Zum Instrumentenkasten der Wachstumsmethodiken gehört dem Experten zufolge auch, Kunden, Projekte oder schnöde Gewohnheiten loszulassen. „Meistens kann sich ein Betrieb von 20 bis 30 Prozent seines Sortiments trennen, man traut sich das aber oft nicht.“ Es werde zu selten nach dem zwingenden Nutzen gesucht. „Und wenn Kunden schon nicht profitabel sind, dann sollten sie zumindest Multiplikatorwirkung haben.“ Damit ist gemeint, dass der Kunde sich exzellent in der eigenen Referenzliste macht, neue Kunden anzieht oder sogar einen weiterempfiehlt, ohne eine Gegenleistung zu verlangen. Ein Vorteil, selbst wenn der Kunde kaum oder kein Geld bringt. Ohne diese Multiplikatorwirkung ist er fürs Unternehmen nur Verlustbringer und die Geschäftsbeziehung sollte womöglich beendet werden. Schließlich binden solche Kunden gute Leute, was in Zeiten des Personalmangels und Kostendrucks besonders weh tut.

„Dinge weglassen“

Wegen der engen Beziehung tun sich viele Mittelständler schwer, von sich aus Beziehungen zu beenden. Da spielen Gewohnheit und eine gewisse Treue eine große Rolle. Gerade wenn man wahnsinnig viel Energie investieren müsste, fällt es nicht leicht, gewissermaßen „aufzugeben“ und das Risiko einzugehen, den Kunden durch eine entsprechende Entweder-oder-Forderungen zu verlieren. Aber der Berater sagt: „Wachstum besteht auch darin, Dinge wegzulassen. Und damit auch, Kunden loszuwerden.“

Wachstum kommt nicht nur aus dem Vertrieb. Gesundes, intelligentes Wachstum beginnt an drei Stellen, sagt Quelle: „Im Kopf, ganz oben in der Unternehmensführung und ganz oben in der GuV.“ Es gehe darum, interne Bremsen zu lösen, also vor allem das Zusammenspiel der Abteilungen. In den Schnittstellen liegen die Millionen. Sich hier aufzureiben, führt oft dazu, dem Kunden nur das Zweitbeste zu bieten. „Wenn man sich mal anschaut, wie viele Produkte und Leistungen am Kunden vorbeigehen und wie vergleichsweise wenig Innovationen es gibt, die wirklich erfolgreich sind, kann man sich schon die Frage stellen, ob das Kundenbedürfnis immer im Vordergrund steht“, sagt Berater Quelle.

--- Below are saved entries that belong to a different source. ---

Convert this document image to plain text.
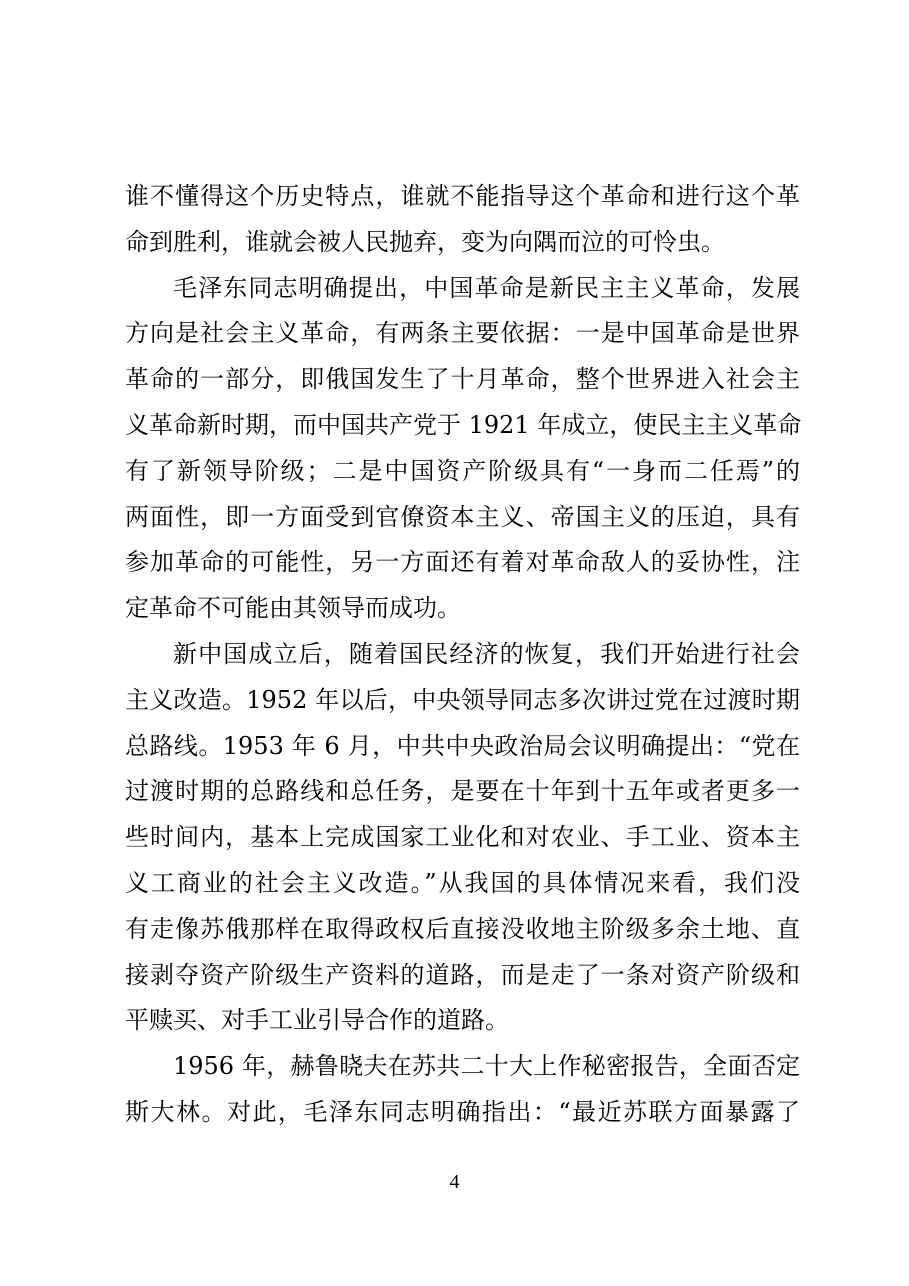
谁不懂得这个历史特点，谁就不能指导这个革命和进行这个革
命到胜利，谁就会被人民抛弃，变为向隅而泣的可怜虫。
毛泽东同志明确提出，中国革命是新民主主义革命，发展
方向是社会主义革命，有两条主要依据：一是中国革命是世界
革命的一部分，即俄国发生了十月革命，整个世界进入社会主
义革命新时期，而中国共产党于 1921 年成立，使民主主义革命
有了新领导阶级；二是中国资产阶级具有“一身而二任焉”的
两面性，即一方面受到官僚资本主义、帝国主义的压迫，具有
参加革命的可能性，另一方面还有着对革命敌人的妥协性，注
定革命不可能由其领导而成功。
新中国成立后，随着国民经济的恢复，我们开始进行社会
主义改造。1952 年以后，中央领导同志多次讲过党在过渡时期
总路线。1953 年 6 月，中共中央政治局会议明确提出：“党在
过渡时期的总路线和总任务，是要在十年到十五年或者更多一
些时间内，基本上完成国家工业化和对农业、手工业、资本主
义工商业的社会主义改造。”从我国的具体情况来看，我们没
有走像苏俄那样在取得政权后直接没收地主阶级多余土地、直
接剥夺资产阶级生产资料的道路，而是走了一条对资产阶级和
平赎买、对手工业引导合作的道路。
1956 年，赫鲁晓夫在苏共二十大上作秘密报告，全面否定
斯大林。对此，毛泽东同志明确指出：“最近苏联方面暴露了
4
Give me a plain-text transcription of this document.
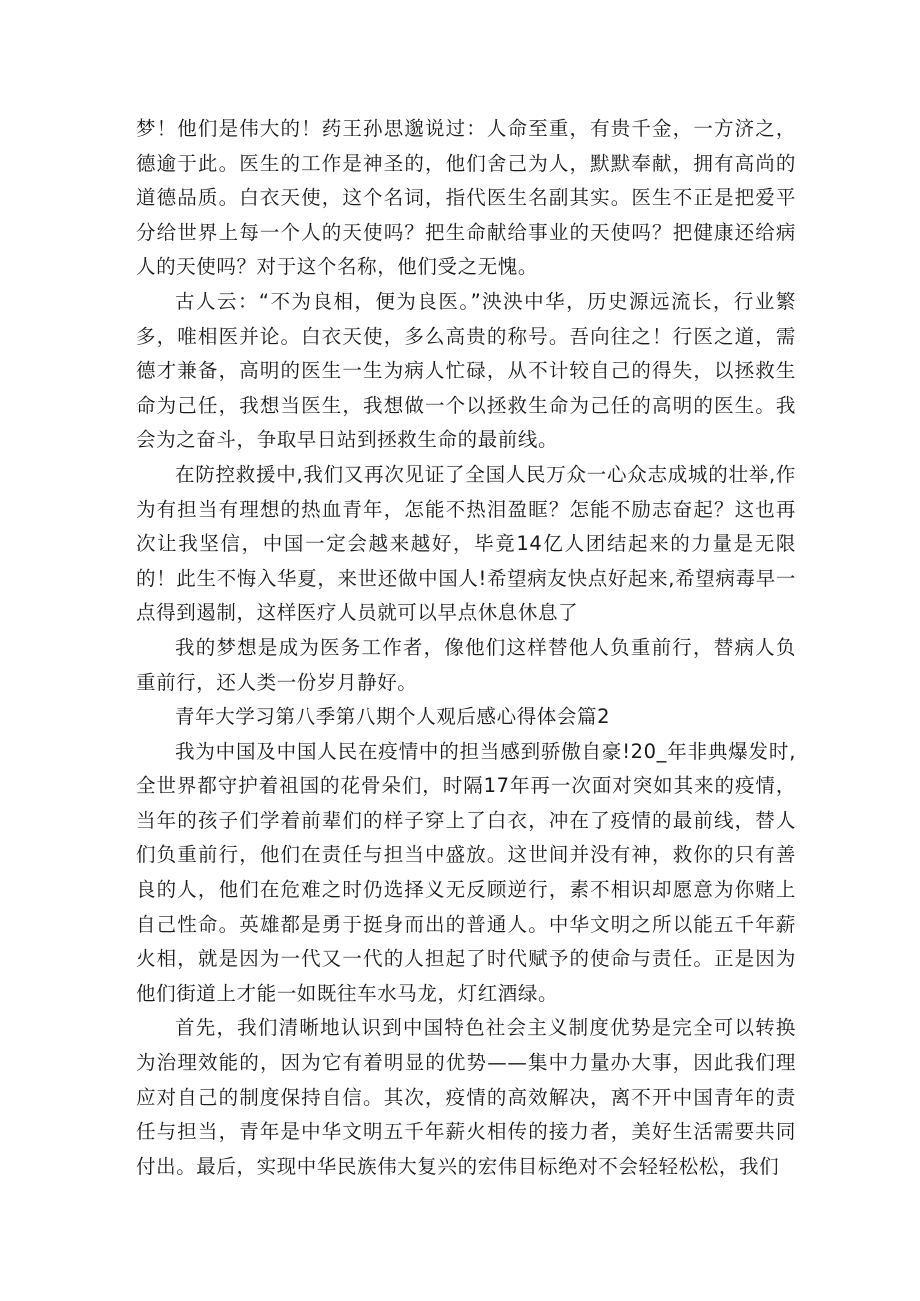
梦！他们是伟大的！药王孙思邈说过：人命至重，有贵千金，一方济之，德逾于此。医生的工作是神圣的，他们舍己为人，默默奉献，拥有高尚的道德品质。白衣天使，这个名词，指代医生名副其实。医生不正是把爱平分给世界上每一个人的天使吗？把生命献给事业的天使吗？把健康还给病人的天使吗？对于这个名称，他们受之无愧。

古人云：“不为良相，便为良医。”泱泱中华，历史源远流长，行业繁多，唯相医并论。白衣天使，多么高贵的称号。吾向往之！行医之道，需德才兼备，高明的医生一生为病人忙碌，从不计较自己的得失，以拯救生命为己任，我想当医生，我想做一个以拯救生命为己任的高明的医生。我会为之奋斗，争取早日站到拯救生命的最前线。

在防控救援中,我们又再次见证了全国人民万众一心众志成城的壮举,作为有担当有理想的热血青年，怎能不热泪盈眶？怎能不励志奋起？这也再次让我坚信，中国一定会越来越好，毕竟14亿人团结起来的力量是无限的！此生不悔入华夏，来世还做中国人!希望病友快点好起来,希望病毒早一点得到遏制，这样医疗人员就可以早点休息休息了

我的梦想是成为医务工作者，像他们这样替他人负重前行，替病人负重前行，还人类一份岁月静好。

青年大学习第八季第八期个人观后感心得体会篇2

我为中国及中国人民在疫情中的担当感到骄傲自豪!20_年非典爆发时,全世界都守护着祖国的花骨朵们，时隔17年再一次面对突如其来的疫情，当年的孩子们学着前辈们的样子穿上了白衣，冲在了疫情的最前线，替人们负重前行，他们在责任与担当中盛放。这世间并没有神，救你的只有善良的人，他们在危难之时仍选择义无反顾逆行，素不相识却愿意为你赌上自己性命。英雄都是勇于挺身而出的普通人。中华文明之所以能五千年薪火相，就是因为一代又一代的人担起了时代赋予的使命与责任。正是因为他们街道上才能一如既往车水马龙，灯红酒绿。

首先，我们清晰地认识到中国特色社会主义制度优势是完全可以转换为治理效能的，因为它有着明显的优势——集中力量办大事，因此我们理应对自己的制度保持自信。其次，疫情的高效解决，离不开中国青年的责任与担当，青年是中华文明五千年薪火相传的接力者，美好生活需要共同付出。最后，实现中华民族伟大复兴的宏伟目标绝对不会轻轻松松，我们
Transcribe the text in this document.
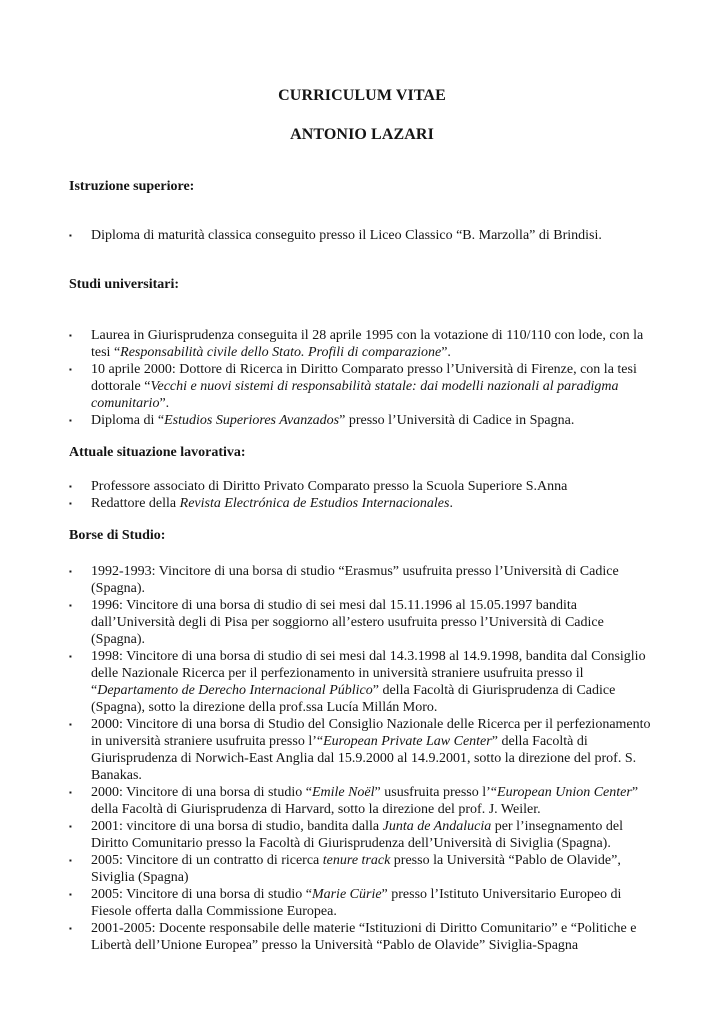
CURRICULUM VITAE
ANTONIO LAZARI
Istruzione superiore:
▪ Diploma di maturità classica conseguito presso il Liceo Classico “B. Marzolla” di Brindisi.
Studi universitari:
▪ Laurea in Giurisprudenza conseguita il 28 aprile 1995 con la votazione di 110/110 con lode, con la tesi “Responsabilità civile dello Stato. Profili di comparazione”.
▪ 10 aprile 2000: Dottore di Ricerca in Diritto Comparato presso l’Università di Firenze, con la tesi dottorale “Vecchi e nuovi sistemi di responsabilità statale: dai modelli nazionali al paradigma comunitario”.
▪ Diploma di “Estudios Superiores Avanzados” presso l’Università di Cadice in Spagna.
Attuale situazione lavorativa:
▪ Professore associato di Diritto Privato Comparato presso la Scuola Superiore S.Anna
▪ Redattore della Revista Electrónica de Estudios Internacionales.
Borse di Studio:
▪ 1992-1993: Vincitore di una borsa di studio “Erasmus” usufruita presso l’Università di Cadice (Spagna).
▪ 1996: Vincitore di una borsa di studio di sei mesi dal 15.11.1996 al 15.05.1997 bandita dall’Università degli di Pisa per soggiorno all’estero usufruita presso l’Università di Cadice (Spagna).
▪ 1998: Vincitore di una borsa di studio di sei mesi dal 14.3.1998 al 14.9.1998, bandita dal Consiglio delle Nazionale Ricerca per il perfezionamento in università straniere usufruita presso il “Departamento de Derecho Internacional Público” della Facoltà di Giurisprudenza di Cadice (Spagna), sotto la direzione della prof.ssa Lucía Millán Moro.
▪ 2000: Vincitore di una borsa di Studio del Consiglio Nazionale delle Ricerca per il perfezionamento in università straniere usufruita presso l’“European Private Law Center” della Facoltà di Giurisprudenza di Norwich-East Anglia dal 15.9.2000 al 14.9.2001, sotto la direzione del prof. S. Banakas.
▪ 2000: Vincitore di una borsa di studio “Emile Noël” ususfruita presso l’“European Union Center” della Facoltà di Giurisprudenza di Harvard, sotto la direzione del prof. J. Weiler.
▪ 2001: vincitore di una borsa di studio, bandita dalla Junta de Andalucia per l’insegnamento del Diritto Comunitario presso la Facoltà di Giurisprudenza dell’Università di Siviglia (Spagna).
▪ 2005: Vincitore di un contratto di ricerca tenure track presso la Università “Pablo de Olavide”, Siviglia (Spagna)
▪ 2005: Vincitore di una borsa di studio “Marie Cürie” presso l’Istituto Universitario Europeo di Fiesole offerta dalla Commissione Europea.
▪ 2001-2005: Docente responsabile delle materie “Istituzioni di Diritto Comunitario” e “Politiche e Libertà dell’Unione Europea” presso la Università “Pablo de Olavide” Siviglia-Spagna
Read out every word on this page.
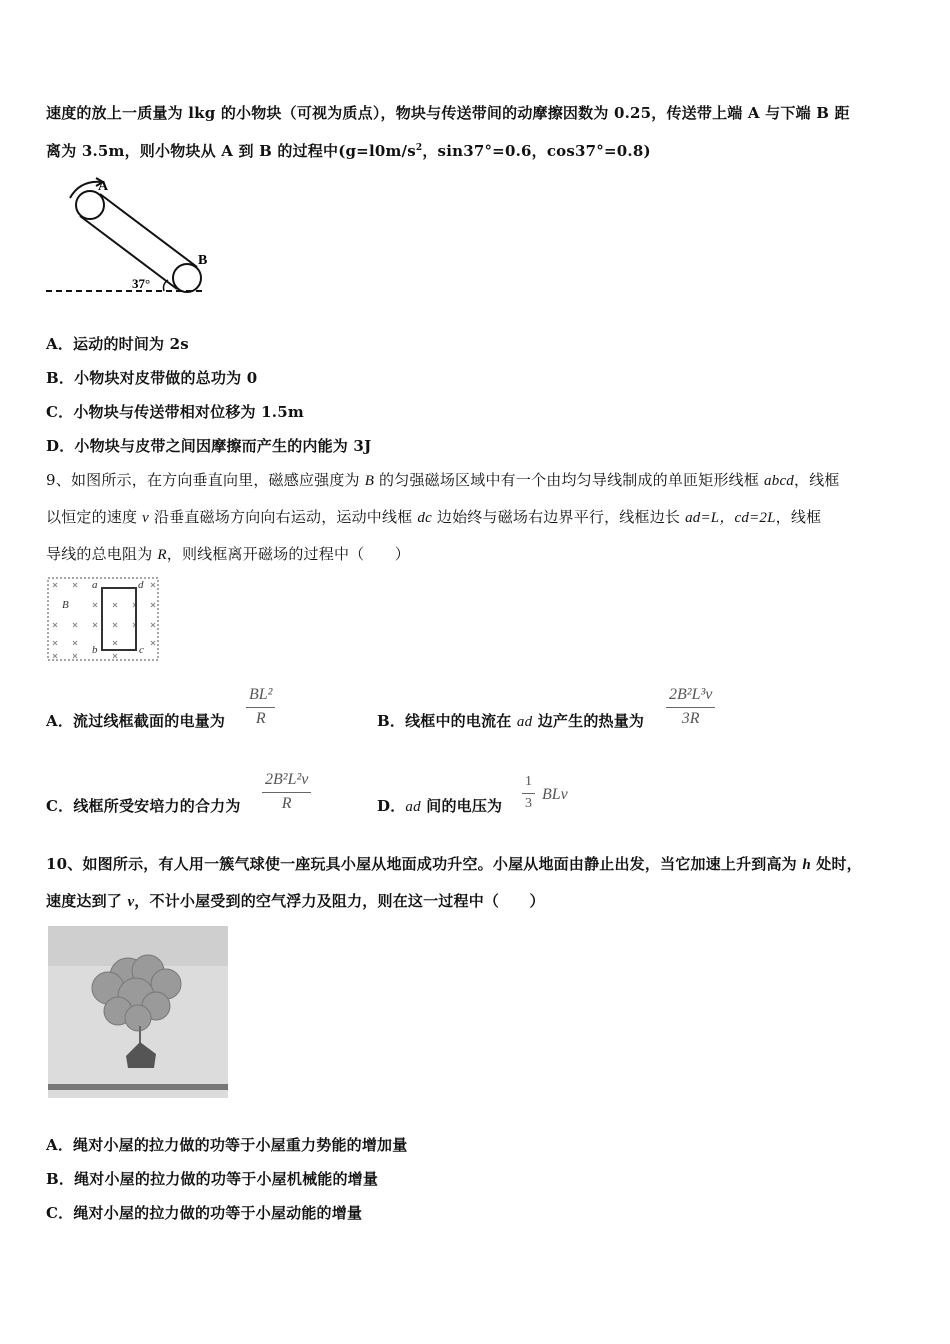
速度的放上一质量为 lkg 的小物块（可视为质点），物块与传送带间的动摩擦因数为 0.25，传送带上端 A 与下端 B 距
离为 3.5m，则小物块从 A 到 B 的过程中($g=l0m/s^2$，sin37°=0.6，cos37°=0.8)
A
B
37°
A．运动的时间为 2s
B．小物块对皮带做的总功为 0
C．小物块与传送带相对位移为 1.5m
D．小物块与皮带之间因摩擦而产生的内能为 3J
9、如图所示，在方向垂直向里，磁感应强度为 B 的匀强磁场区域中有一个由均匀导线制成的单匝矩形线框 abcd，线框
以恒定的速度 v 沿垂直磁场方向向右运动，运动中线框 dc 边始终与磁场右边界平行，线框边长 ad=L，cd=2L，线框
导线的总电阻为 R，则线框离开磁场的过程中（　　）
B
a	d
b	c
A．流过线框截面的电量为 $\frac{\text{BL²}}{R}$	B．线框中的电流在 ad 边产生的热量为 $\frac{\text{2B²L³v}}{3R}$
C．线框所受安培力的合力为 $\frac{\text{2B²L²v}}{R}$	D．ad 间的电压为 $\frac{1}{3}$ BLv
10、如图所示，有人用一簇气球使一座玩具小屋从地面成功升空。小屋从地面由静止出发，当它加速上升到高为 h 处时，
速度达到了 v，不计小屋受到的空气浮力及阻力，则在这一过程中（　　）
A．绳对小屋的拉力做的功等于小屋重力势能的增加量
B．绳对小屋的拉力做的功等于小屋机械能的增量
C．绳对小屋的拉力做的功等于小屋动能的增量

Ungeachtet all dessen: Wenn starkes Wachstum eine Krankheit wäre, dann leidet Deutschland derzeit unter keinen nennenswerten Symptomen. Nach der vierteljährlichen Umfrage des Ifo-Instituts und des Instituts für Schweizer Wirtschaftspolitik erwarten Fachleute 2024 für die Weltwirtschaft eine Wachstumsrate von durchschnittlich 2,6 Prozent, für die Euro-Zone von 1,5 Prozent und für Deutschland von 0,6 Prozent. Über zu viel Wachstum klagen hierzulande derzeit nur die allerwenigsten.